Золотила бы луковые квадратики в кипящем масле, добавляла бы туда тончайшие морковные полоски. «Мой золотой» — так нежно бы думала.
Почему из всех драгоценных металлов «золотой» звучит особенно чувственно? «Теплый, живительный, солнечный мой, золотой» — так бы думала она.
Если бы они жили вместе.
…А баклажаны разрезать поперек (надвое рассечь, как душу, когда его нет рядом) и потом — на узкие продольные ломтики. И крупной солью посыпать. Как рану? Банально и больно одновременно.
И смыть эту соль, она нужна лишь для того, чтобы исторгнуть горечь из мягкой светящейся плоти.
Что ж, как всегда: соль, которая есть суть, наложить на боль, и из сердца исторгнется горечь, чтобы ее потом не стало совсем.
Просушить баклажановые ломтики от слез и обжарить на сильном огне.
А ягненок уже испекся. Теперь сверху выложить золоченый лук, морковь и баклажаны, и кольца свежего разноцветного перца, и толченый жемчуг сухого чеснока, укрыть фольгой и минут на десять (нет! На одиннадцать, это число было бы «их» числом!) вернуть в духовочный жар.
Если бы они жили вместе, в эту минуту он бы открыл дверь и вошел. Рабочий панцирь стаял бы без следа. Под глазами — следы дневных пыток.
И пока он мыл бы руки и менял доспехи, она бы укладывала на большущую желтую тарелку горку пропитанных друг другом овощей. А вокруг короной выстраивала бы чопсы ягненка. Одиннадцать зубцов короны.
Одиннадцать — это один и один.
Это он и она. Если поставить их рядом, то получится не двойка, а, вопреки всем законам исчисления, одиннадцать.

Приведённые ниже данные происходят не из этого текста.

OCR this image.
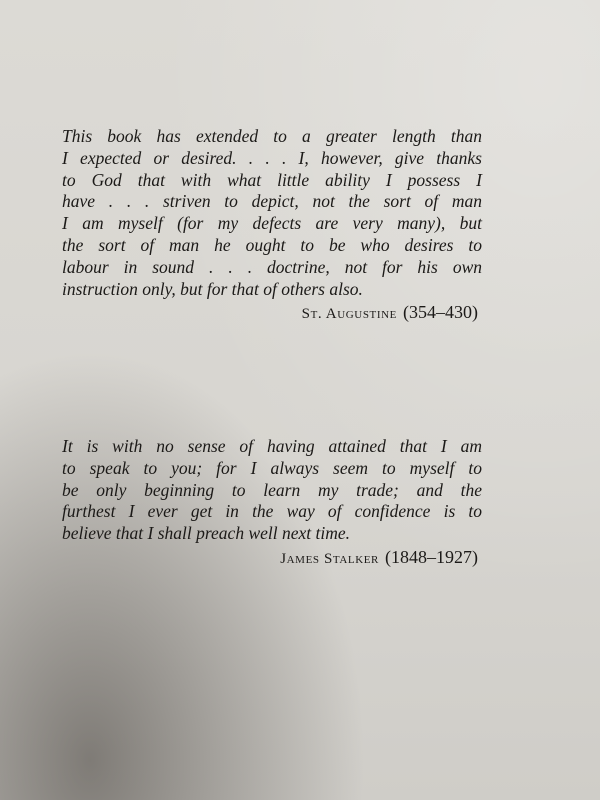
This book has extended to a greater length than
I expected or desired. . . . I, however, give thanks
to God that with what little ability I possess I
have . . . striven to depict, not the sort of man
I am myself (for my defects are very many), but
the sort of man he ought to be who desires to
labour in sound . . . doctrine, not for his own
instruction only, but for that of others also.
St. Augustine (354–430)
It is with no sense of having attained that I am
to speak to you; for I always seem to myself to
be only beginning to learn my trade; and the
furthest I ever get in the way of confidence is to
believe that I shall preach well next time.
James Stalker (1848–1927)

И только они знали бы — почему.
Если бы они жили вместе.
* * *
Мне было ясно, что моя жизнь с мужем подошла к завершению. Пора уходить.
И я заговорила об уходе.
Просто об уходе.
Нужно было высвободить себя из положения жены. Честно остаться одной и попытаться выстроить отношения с Игорем.
То, что написано здесь, входит в повесть таким же образом, как пробуждение входит в сон. Сон, которому я предавалась, был разодран на шифоновые лоскутья — стоило мне только попытаться воплотить его в реал.
Посмотреть мой сон моими глазами попросила я мужа моего. Разве кто-нибудь предпочтет чужие глаза своим?..
Там, где она обитает
Каждый вечер, в одиннадцать, он ведет Лику гулять.
Заглядывает в дверь спальни, где она почти срастается со своим ноутбуком, сидя среди подушек на шведской железно-узорчатой кровати.
Он молчит и ждет.
Она вскидывает глаза, умоляюще изгибает бровь и морщит нос: подожди, мол, еще немножечко, а?
Ждет. Уходить нельзя, иначе Лика опять просочится в Сеть или увязнет в письме кому-то, а ее надо обязательно «прогулять». Перед сном.
Гуляют они далеко. Бредут в нарядном ночном освещении расточительного мегаполиса километра на три-четыре от дома.